Long before the days of "conservation", the ingenuity of the farmer's wife served as a model for good business practice. "Nothing is wasted but the squeal!" claimed one hog producer, whose ultimate products ranged from fertilizer to leather to hairbrushes to liniment.
The one thing they didn't do with their pigs was feed them to each other. A bit of unscheduled cannibalism might take place, but it wasn't positively encouraged: pigs made expensive pig feed. "Dog eat dog" is a great capitalist metaphor, but you'd never find a prize-winning kennel putting it into practice.
Since hungry non-human animals weren't allowed in the kitchen, the question didn't arise. We had a monopoly on other species' liver, kidneys, heart, skin, tripe, brains and marrow, and used the intestines for sausage casings. (The good butchers of Comdom in Gascony even discovered an analogous anatomical utilization.) The leftovers, if any, were boiled up for stock. Everything had its own flavor; and Adam tasted it, and it was good.
Then Henry Ford invented the assembly line. Simplicity and interchangeability became the gastronomic order of the day; everything must go into the pot and be boiled up together. Leftover parts on the floor or off the end of the conveyer belt? Take them back to the top and run them through again.

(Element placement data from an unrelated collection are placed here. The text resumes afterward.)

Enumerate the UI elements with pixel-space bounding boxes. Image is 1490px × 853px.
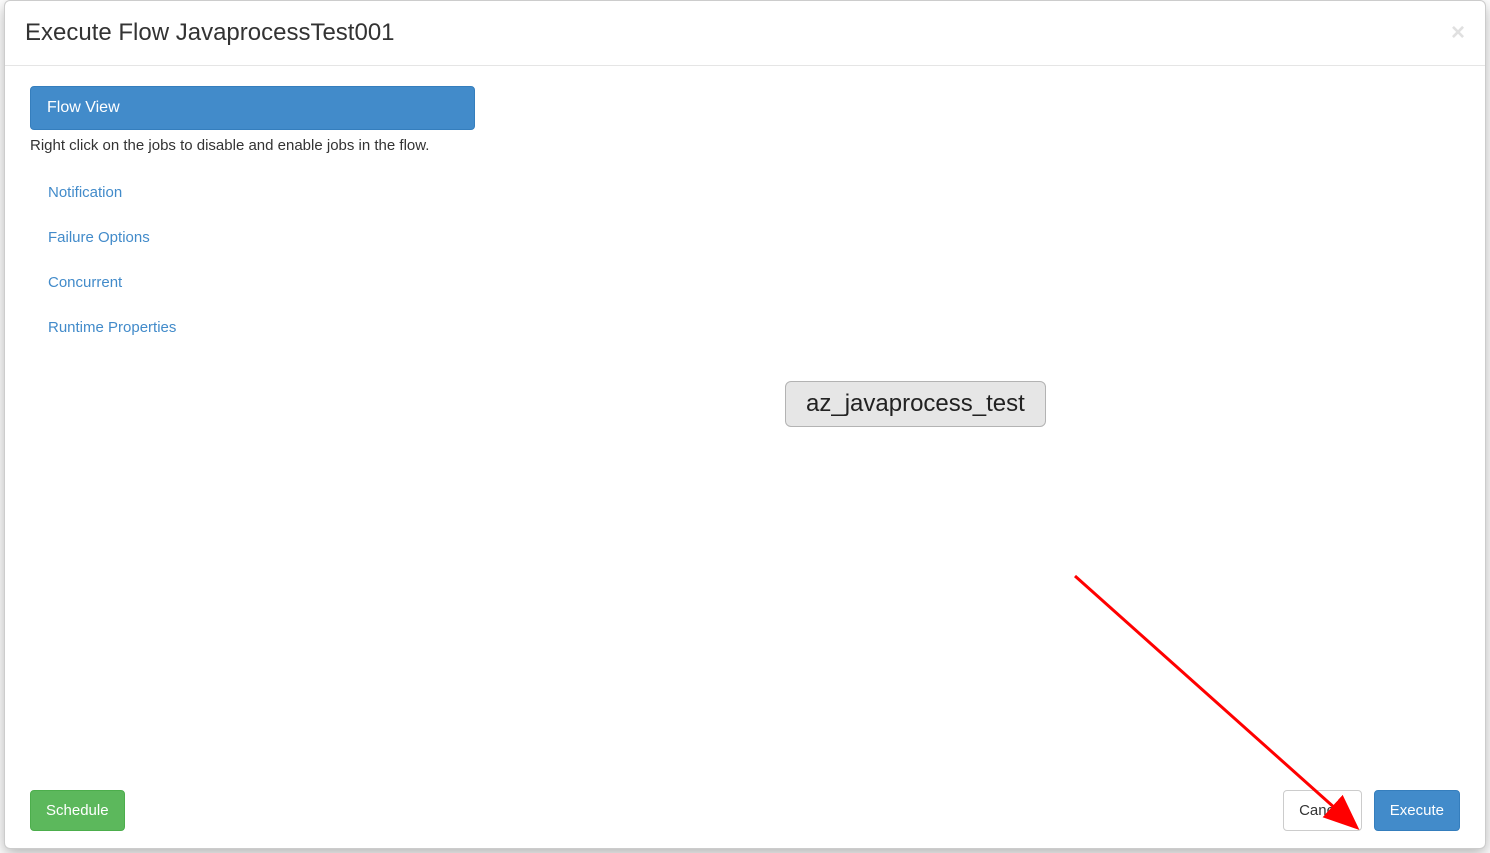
flow-graph-area[interactable]: az_javaprocess_test — [475, 86, 1460, 753]
flow-view-hint: Right click on the jobs to disable and e… — [30, 134, 475, 158]
tab-runtime-properties-label: Runtime Properties — [48, 319, 176, 336]
tab-notification[interactable]: Notification — [30, 170, 475, 215]
cancel-button[interactable]: Cancel — [1283, 790, 1362, 831]
tab-concurrent-label: Concurrent — [48, 274, 122, 291]
cancel-button-label: Cancel — [1299, 802, 1346, 819]
footer-right-group: Cancel Execute — [1283, 790, 1460, 831]
execute-button[interactable]: Execute — [1374, 790, 1460, 831]
tab-notification-label: Notification — [48, 184, 122, 201]
tab-failure-options-label: Failure Options — [48, 229, 150, 246]
modal-title: Execute Flow JavaprocessTest001 — [25, 16, 395, 50]
modal-footer: Schedule Cancel Execute — [5, 773, 1485, 848]
close-button[interactable]: × — [1451, 21, 1465, 45]
execute-flow-modal: Execute Flow JavaprocessTest001 × Flow V… — [4, 0, 1486, 849]
job-node[interactable]: az_javaprocess_test — [785, 381, 1046, 427]
execute-button-label: Execute — [1390, 802, 1444, 819]
sidebar: Flow View Right click on the jobs to dis… — [30, 86, 475, 753]
tab-flow-view-label: Flow View — [47, 99, 120, 116]
modal-body: Flow View Right click on the jobs to dis… — [5, 66, 1485, 773]
tab-concurrent[interactable]: Concurrent — [30, 260, 475, 305]
tab-flow-view[interactable]: Flow View — [30, 86, 475, 130]
schedule-button[interactable]: Schedule — [30, 790, 125, 831]
tab-runtime-properties[interactable]: Runtime Properties — [30, 305, 475, 350]
job-node-label: az_javaprocess_test — [806, 390, 1025, 417]
tab-failure-options[interactable]: Failure Options — [30, 215, 475, 260]
schedule-button-label: Schedule — [46, 802, 109, 819]
modal-header: Execute Flow JavaprocessTest001 × — [5, 1, 1485, 66]
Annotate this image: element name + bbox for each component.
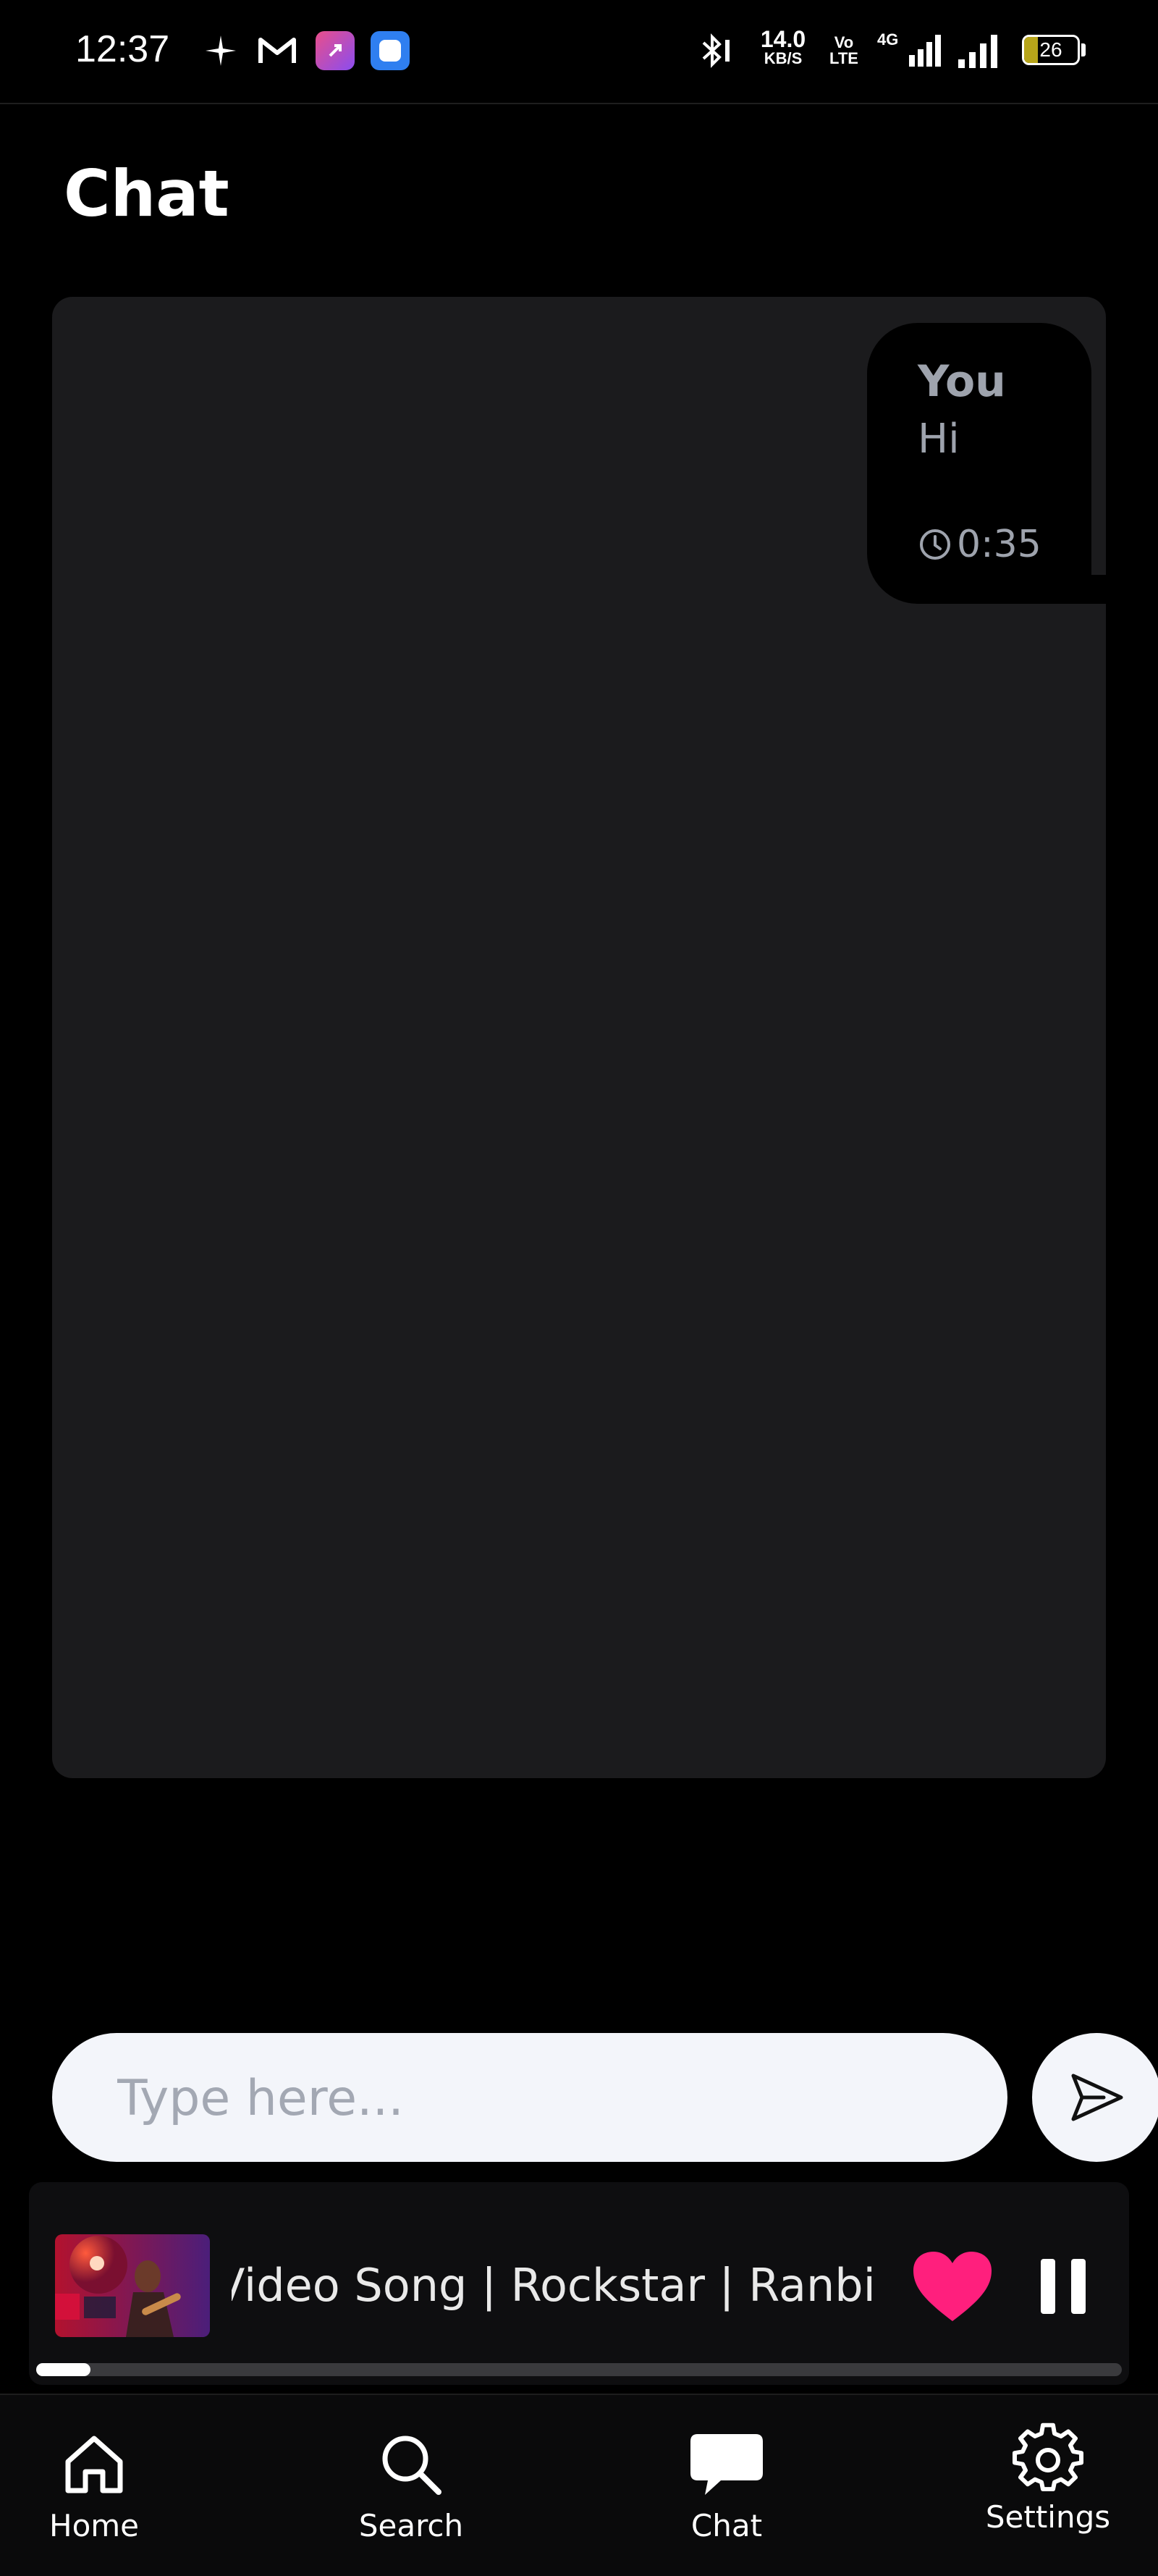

Mother Nature didn't like it. She started dropping little hints: new diseases of a particularly unpleasant sort which affected the mind as well as the body. But since the food industrialists were already crazed with greed, they didn't notice until people as well as animals started keeling over. The mega-chefs' apprentices in the Parliamentary kitchens sat on the lid for as long as they could, until the pot boiled over and everyone started falling about on the slippery floor.
Even the punters began to get frightened; consumption dipped alarmingly. The price of beef plummeted and the British housewife responded by taking wise precautionary measures, such as buying the cheap beef to freeze until the panic blew over.
But there were those who refused to be moved by scare mongering. Their ancestors had devoured offal since the dawn of history and a few mad cows who thought they were MPs were not going to make them change the habits of a lifetime. Their sanctum sanctorum in London is St. John's Restaurant, a shrine dedicated to holistic carnivorosity. No part of an animal is too recherché to be the object of meticulous culinary attention.
But the ax has finally fallen, not only on the ingredients but on the menu. The [London] Guardian reports that
"Deep fried, pan-fried on toast -- they're delicious," said Mr. Henderson. "But not for a while now."
They have gone the way of calves' brains and other delicacies from the less mentionable parts of animals, not just because of the fears of customers but because "you lose confidence in what you are cooking".
There neither is nor was anything wrong with the animal parts cooked in their kitchen, of course. And he is keen to point to his fish and vegetable dishes alongside the house specialties.
But Mr. Henderson is a holistic chef. He wants to eat animals' insides as well as outsides. [Outsides? Sic, with an optional k.]
Yesterday there was pot roast kid [in its British, not American sense] on the menu and dried, salted pig's liver.
The roast bone marrow was particularly popular, extracted by the customer with a spoon from Dutch veal bones and eaten with toast. Architect Piers Gough was one who enjoyed it and without sparing a thought for BSE.
"When it mattered was 10 years ago," he said. "I don't care now. If anybody's going to go, it's me. I have a passion for offal."
For those of us who are not fatalists, there's no answer except vegetarianism; get the hogs off our backs and vice versa. But what's the word from our official government food scientists? Carrots are now so impregnated with pesticides that we are advised not just to scrub them but to remove the peel and a generous hunk of the top, which is where the better part of the nourishment also lies.
Better grow your own. As Alice Waters of Chez Panisse in Berkeley has been showing and telling us for years, there's nothing like the flavor and nourishment of really fresh, locally produced vegetables. It's a glorious experience--in California. Here in London the weekly boxes you can order from cooperatives of organic farmers come packed in winter with root vegetables plus a few dour members of the cabbage family. Period. Fancy a lettuce? Better travel.
Another thing: if the patch your organic vegetables come from lies too close to a highway, or to another farmer who sprays, your pristine produce may be loaded with lead and second-hand pesticides--the gastronomic equivalent of passive smoking.
As Brillat-Savarin so wisely said, "You are what you eat" (in quantity, alas, as well as quality). But aside from obesity, most of the diet-related diseases take so long to manifest themselves that before I start frothing at the mouth, I'll have died of superannuation. Please pass the sheep's brains.